This movie isn’t intended for mainstream audiences. Instead, it’s the hypnotic spectacle of the call of the bee. Silently, it opens on a woman, wading as she does to the hive, hiding from the camera’s reach. The lure of the bee sting sticks to their yellow shelter as the victor holds her treasure trove to the watchful camera. That an aspirational action of visual response should open the film comes as no surprise in an 80-minute mantra of silent, hopeful treats.
Nestled as she is with the bees of the Balkans, Hatidze Muratova lives in the hills, free from the constrains of electricity. Aiding her ailing mother, Muratova continues the lineage of bee-keeping by saddling the honeydew to sell in a village four hours walk away. Only the arrival of a rambunctious family, their roaring engines battering through the called airwaves, changes her meditative life, continuing the filmmakers journey to separate the mechanical from the natural. The film acts as visual poetry, sectioned as it is in unconventional norm. Muratova, the single woman, holds her pride as Hussein Sam, the proud family man surveying empty hungry mouths, competes with her income as honey-maker. It’s the battle of the sexes, the battle of equality, material modernity making the struggle more tangible for the viewer.

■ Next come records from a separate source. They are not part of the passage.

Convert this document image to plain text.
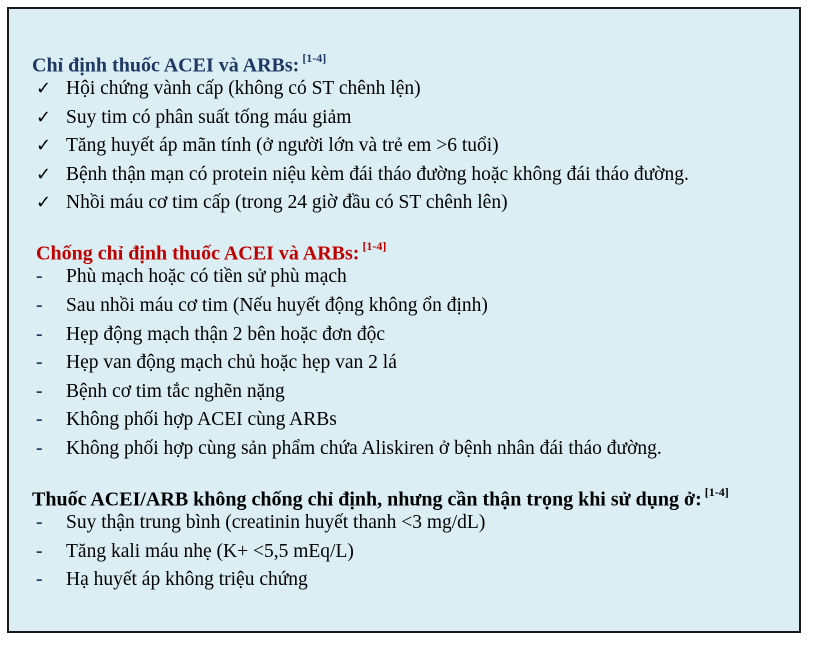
Chỉ định thuốc ACEI và ARBs: [1-4]
✓ Hội chứng vành cấp (không có ST chênh lện)
✓ Suy tim có phân suất tống máu giảm
✓ Tăng huyết áp mãn tính (ở người lớn và trẻ em >6 tuổi)
✓ Bệnh thận mạn có protein niệu kèm đái tháo đường hoặc không đái tháo đường.
✓ Nhồi máu cơ tim cấp (trong 24 giờ đầu có ST chênh lên)
Chống chỉ định thuốc ACEI và ARBs: [1-4]
-	Phù mạch hoặc có tiền sử phù mạch
-	Sau nhồi máu cơ tim (Nếu huyết động không ổn định)
-	Hẹp động mạch thận 2 bên hoặc đơn độc
-	Hẹp van động mạch chủ hoặc hẹp van 2 lá
-	Bệnh cơ tim tắc nghẽn nặng
-	Không phối hợp ACEI cùng ARBs
-	Không phối hợp cùng sản phẩm chứa Aliskiren ở bệnh nhân đái tháo đường.
Thuốc ACEI/ARB không chống chỉ định, nhưng cần thận trọng khi sử dụng ở: [1-4]
-	Suy thận trung bình (creatinin huyết thanh <3 mg/dL)
-	Tăng kali máu nhẹ (K+ <5,5 mEq/L)
-	Hạ huyết áp không triệu chứng
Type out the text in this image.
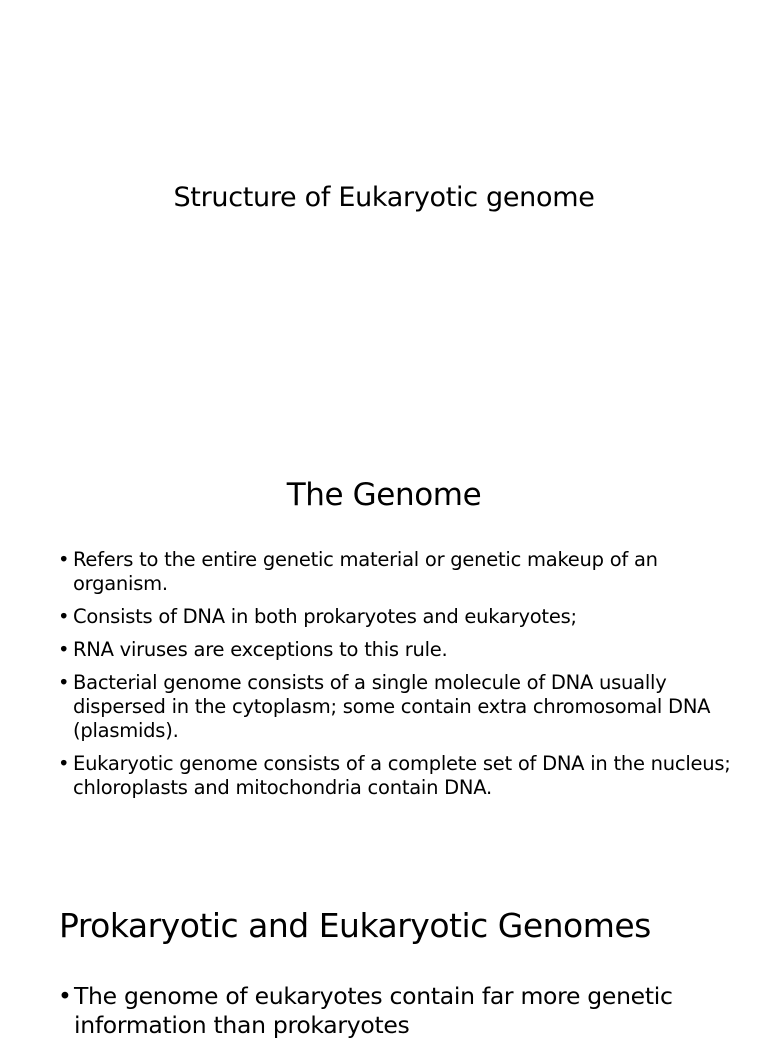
Structure of Eukaryotic genome
The Genome
• Refers to the entire genetic material or genetic makeup of an organism.
• Consists of DNA in both prokaryotes and eukaryotes;
• RNA viruses are exceptions to this rule.
• Bacterial genome consists of a single molecule of DNA usually dispersed in the cytoplasm; some contain extra chromosomal DNA (plasmids).
• Eukaryotic genome consists of a complete set of DNA in the nucleus; chloroplasts and mitochondria contain DNA.
Prokaryotic and Eukaryotic Genomes
• The genome of eukaryotes contain far more genetic information than prokaryotes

Superficial sympathies lie with Muratova, a practitioner with an ageing mother and attentive pup to care for. And then there’s Hussein, who works through his internal disrepair by repairing the destroyed iron cattle modes of transport. Acting as he does as entrepreneur is more practical than Hollywood Machiavellian. One long shot details the worries Muratova holds towards these new guests, tactfully, courtesies are made by all concerned. Though the story can be told in paragraphs, the film’s true strengths come in the doctrinal dealings of a tradition practised in antiquated reverie. The symbolism is cryptic, rife, sweet.
Directors Tamara Kotevska and Ljubomir Stefanov directed the lightly lit naturalistic drama over a three year journey, carefully shared as it is to its audiences. In their ventures, they expose the courage, contradictions, characters and courtesies of a daily life. And as such, it measures a poetry in visual form. Staggering cinema.
Honeyland is in selected cinemas across the UK from Friday, September 13th. On VoD in January 2020.